SpaceNoodle@lemmy.world · 3 months ago

SUVs aren’t marketed as grass mowers. LLMs are marketed as AI with all the answers.

otp@sh.itjust.works · 3 months ago

I’d be interested in seeing marketing of ChatGPT as a competitive boardgame player. Is there any?

pinball_wizard@lemmy.zip · 3 months ago

These tools are marketed as replacing lots of jobs that are a hell of a lot more complex than a simple board game.

otp@sh.itjust.works · 3 months ago

These tools are marketed as replacing lots of jobs that are a hell of a lot more complex than a simple board game.

There isn’t really a single sliding scale of “complexity” when it comes to certain tasks.

Given the appropriate input, a calculator can divide two numbers. But it can’t count the number of R’s in the word “strawberry”.

Meanwhile, a script that could count the number of instances of a letter in a word could count those R’s, but it couldn’t divide any two numbers.

Similarly, we didn’t complain that a typewriter couldn’t put pepperoni slices onto a pizza.

SchmidtGenetics@lemmy.world · 3 months ago

Source?

bridgeenjoyer@sh.itjust.works · 3 months ago

Is this just because gibbity couldn’t recognize the chess pieces? I’d love to believe this is true otherwise, love my 2600 haha.

Stillwater@sh.itjust.works · edit-2 3 months ago

At first it blamed its poor performance on the icons used, but then they switched to chess notation and it still failed hard

bridgeenjoyer@sh.itjust.works · 3 months ago

That is baffling

pinball_wizard@lemmy.zip · 3 months ago

That’s on them for taking on the Atari 2600, where “the games don’t get older, they get better!”

QueenHawlSera@sh.itjust.works · 3 months ago

True AI does not and will not exist

JeeBaiChow@lemmy.world · 3 months ago

If llms are statistics based, wouldn’t there be many many more losing games than perfectly winning ones? It’s like Dr strange saying ‘this is the only way’.

Railcar8095@lemm.ee · 3 months ago

It’s not even that. It’s not a chess AI or a AGI (which doesn’t exist). It will speak and pretend to play, but has no memory of the exact position of the pieces nor the capability to plan several steps ahead. For ask intended and porpoises, it’s like asking my toddler what’s the time (she always says something that sounds like a time, but doesn’t understand the concept of hours or what the time is)

The fact that somebody posted this on LinkedIn and not only wasn’t shamed out of his job but there are several articles about it is truly infuriating.

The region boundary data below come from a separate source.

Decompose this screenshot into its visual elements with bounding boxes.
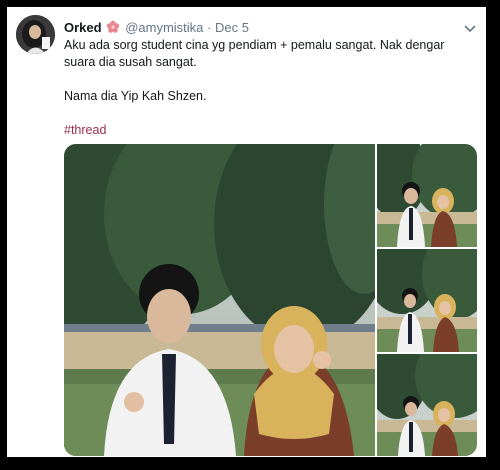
thumb-photo-1[interactable] <box>377 144 477 247</box>
display-name[interactable]: Orked <box>64 20 102 35</box>
thumb-photo-2[interactable] <box>377 249 477 352</box>
tweet-header: Orked @amymistika · Dec 5 <box>64 20 249 36</box>
tweet-text-line: Aku ada sorg student cina yg pendiam + p… <box>64 38 445 69</box>
handle[interactable]: @amymistika <box>125 20 203 35</box>
chevron-down-icon[interactable] <box>464 21 476 32</box>
media-grid <box>64 144 477 456</box>
hashtag-link[interactable]: #thread <box>64 123 106 137</box>
timestamp[interactable]: Dec 5 <box>215 20 249 35</box>
avatar[interactable] <box>16 15 55 54</box>
tweet-text-line: Nama dia Yip Kah Shzen. <box>64 89 207 103</box>
cherry-blossom-icon <box>106 20 120 34</box>
thumb-photo-3[interactable] <box>377 354 477 456</box>
tweet-text: Aku ada sorg student cina yg pendiam + p… <box>64 37 474 139</box>
tweet-card: Orked @amymistika · Dec 5 Aku ada sorg s… <box>7 7 486 457</box>
separator-dot: · <box>207 20 212 35</box>
main-photo[interactable] <box>64 144 375 456</box>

Optional@lemmy.world · 3 months ago

clop - clop - clop - clop - clop - clop

. . .

*bloop*

. . .

[screen goes black for 20 minutes]

. . .

Hmmmmm.

clop - clop - clop - clop - clop - clop - clop - clop - clop - clop

*bloop*

OsrsNeedsF2P@lemmy.ml · 3 months ago

Hey I don’t mean to ruin your day, but maybe you should Google what you just commented…

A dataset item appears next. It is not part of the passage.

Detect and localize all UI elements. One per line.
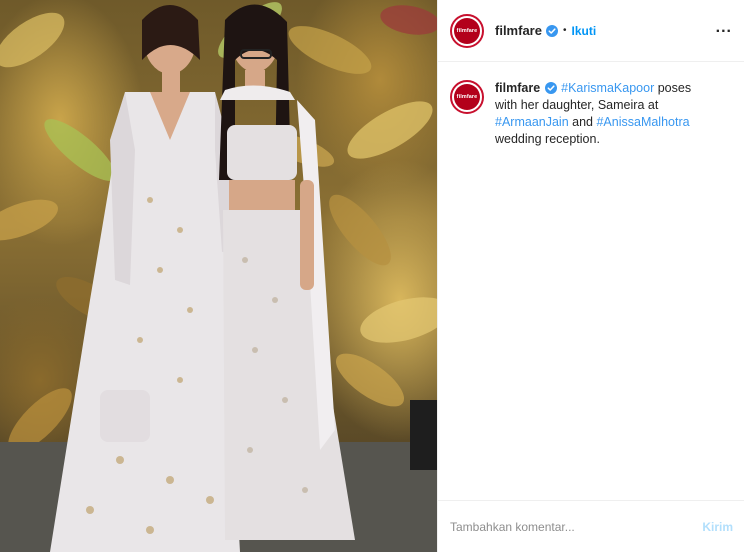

Optional@lemmy.world · 3 months ago

There is 100% no chance google knows what that is

Optional@lemmy.world · 3 months ago

Little disappointed more people didn’t get this.

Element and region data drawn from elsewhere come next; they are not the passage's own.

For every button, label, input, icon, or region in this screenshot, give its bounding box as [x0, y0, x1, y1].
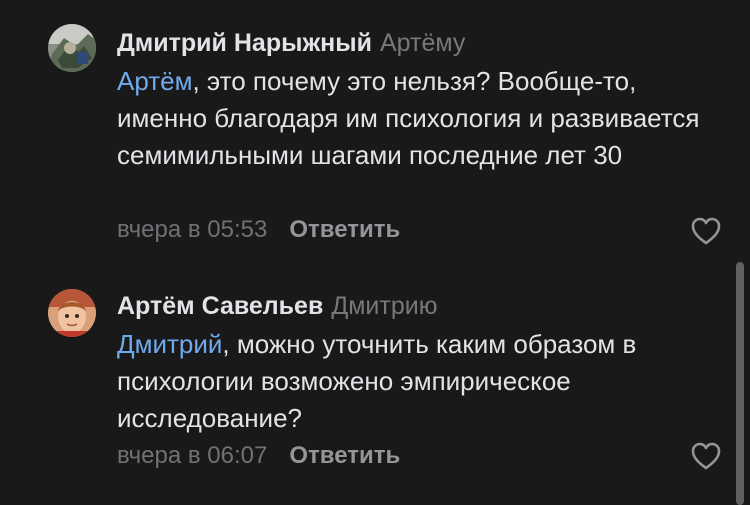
reply-button[interactable]: Ответить [289, 442, 400, 469]
reply-to-label[interactable]: Артёму [380, 29, 465, 57]
like-button[interactable] [690, 216, 722, 246]
comment-header: Дмитрий Нарыжный Артёму [117, 28, 465, 58]
comment-item: Артём Савельев Дмитрию Дмитрий, можно уто… [0, 270, 750, 505]
comment-text: Артём, это почему это нельзя? Вообще-то,… [117, 63, 727, 174]
comment-meta: вчера в 06:07 Ответить [117, 441, 400, 471]
scrollbar-thumb[interactable] [736, 262, 744, 505]
comment-item: Дмитрий Нарыжный Артёму Артём, это почему… [0, 0, 750, 270]
author-avatar[interactable] [48, 289, 96, 337]
comment-text: Дмитрий, можно уточнить каким образом в … [117, 326, 727, 437]
author-name[interactable]: Дмитрий Нарыжный [117, 29, 372, 57]
comment-timestamp[interactable]: вчера в 05:53 [117, 216, 267, 243]
reply-to-label[interactable]: Дмитрию [331, 292, 437, 320]
user-photo-icon [48, 289, 96, 337]
heart-outline-icon [691, 217, 721, 245]
user-photo-icon [48, 24, 96, 72]
like-button[interactable] [690, 441, 722, 471]
comment-timestamp[interactable]: вчера в 06:07 [117, 442, 267, 469]
heart-outline-icon [691, 442, 721, 470]
comment-header: Артём Савельев Дмитрию [117, 291, 437, 321]
comment-meta: вчера в 05:53 Ответить [117, 215, 400, 245]
author-avatar[interactable] [48, 24, 96, 72]
mention-link[interactable]: Дмитрий [117, 329, 222, 359]
mention-link[interactable]: Артём [117, 66, 192, 96]
author-name[interactable]: Артём Савельев [117, 292, 323, 320]
reply-button[interactable]: Ответить [289, 216, 400, 243]
comment-body: , это почему это нельзя? Вообще-то, имен… [117, 66, 700, 170]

OsrsNeedsF2P@lemmy.ml · 3 months ago

What happens if you ask ChatGPT to code you a chess AI though?

4am@lemm.ee · 3 months ago

It doesn’t work without 200 hours of un-fucking

pedz@lemmy.ca · 3 months ago

It probably consumes as much energy as a family house for a day just to come up with that program. That’s what happens.

In fact, I did a Google search and didn’t have any choice but to have an “AI” answer, even if I don’t want it. Here’s what it says:

Each ChatGPT query is estimated to use around 10 times more electricity than a traditional Google search, with a single query consuming approximately 3 watt-hours, compared to 0.3 watt-hours for a Google search. This translates to a daily energy consumption of over half a million kilowatts, equivalent to the power used by 180,000 US households.

redsunrise@programming.dev · 3 months ago

in other words, a hammer “got absolutely wrecked” by a handsaw in a board-halving competition

Redkey@programming.dev · 3 months ago

When all you have (or you try to convince others that all they need) is a hammer, everything looks like a nail. I guess this shows that it isn’t.

JeeBaiChow@lemmy.world · 3 months ago

Clearly you didn’t swing the hammer hard enough

Optional@lemmy.world · 3 months ago

One of those Fisher-Price plastic hammers with the hole in the handle?